Tião: É difícil ter expectativas quanto ao humor, porque eu passei anos me acostumando às ideias do filme, e também ao humor dele. Pelo absurdo, ele tem um humor sutil, e as pessoas se relacionaram bem. Mas eu não tinha expectativas, fiquei apenas curioso para ver como seria. Vendo o filme pronto, achei interessante a dinâmica da voz com as imagens, dentro da construção do humor. Essa era um questão importante, sobre o tom do filme e o tom da voz. Às vezes é um humor que bate de frente, logo com o corte da montagem, às vezes ele vem devagar, como a vaca.
Como se distribui um projeto tão inusitado quanto este? Ele já tem lançamento garantido nos cinemas?

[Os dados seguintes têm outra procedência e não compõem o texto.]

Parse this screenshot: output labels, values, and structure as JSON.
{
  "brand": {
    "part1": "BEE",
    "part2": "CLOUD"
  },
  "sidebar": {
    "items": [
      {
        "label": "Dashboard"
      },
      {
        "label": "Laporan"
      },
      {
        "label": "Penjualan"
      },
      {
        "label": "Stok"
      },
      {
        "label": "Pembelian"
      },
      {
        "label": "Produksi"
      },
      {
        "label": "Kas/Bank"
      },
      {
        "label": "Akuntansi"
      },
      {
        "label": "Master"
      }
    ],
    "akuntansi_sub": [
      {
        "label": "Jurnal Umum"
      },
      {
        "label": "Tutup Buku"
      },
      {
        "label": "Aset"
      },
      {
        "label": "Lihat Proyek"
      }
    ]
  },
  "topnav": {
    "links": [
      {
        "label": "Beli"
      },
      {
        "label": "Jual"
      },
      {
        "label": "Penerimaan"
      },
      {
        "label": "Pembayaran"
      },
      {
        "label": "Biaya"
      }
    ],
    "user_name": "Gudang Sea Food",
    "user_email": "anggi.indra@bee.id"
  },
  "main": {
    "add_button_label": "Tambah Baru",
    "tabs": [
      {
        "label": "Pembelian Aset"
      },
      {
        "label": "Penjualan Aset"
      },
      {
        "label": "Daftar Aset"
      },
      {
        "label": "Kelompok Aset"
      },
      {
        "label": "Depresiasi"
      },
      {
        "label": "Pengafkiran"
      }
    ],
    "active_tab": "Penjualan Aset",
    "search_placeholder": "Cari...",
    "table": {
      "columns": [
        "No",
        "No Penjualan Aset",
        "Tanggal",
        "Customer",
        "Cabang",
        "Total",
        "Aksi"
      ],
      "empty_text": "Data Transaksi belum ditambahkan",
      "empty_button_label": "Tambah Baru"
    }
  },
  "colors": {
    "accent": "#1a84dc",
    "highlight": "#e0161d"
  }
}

Tião: Animal Político vai para o festival de Roterdã agora. Eu estava trabalhando muito na finalização, então este processo que vai acontecer daqui a seis meses ainda não está tão claro. Primeiro, precisamos ver como as pessoas se relacionam, para depois pensar na questão da sala de cinema. Quando a gente estava filmando, percebi que nem todas as pessoas têm o mesmo contato de cinema que nós temos. Os guardas de trânsito e as pessoas que cuidavam da vaca diziam que queriam muito ver o filme. Por um lado tem a leveza, a curiosidade, o humor, mas por outro, ele é denso, pouco palpável. Ele percorre muitos lugares, e agora preciso observar e aceitar o que acontece com ele.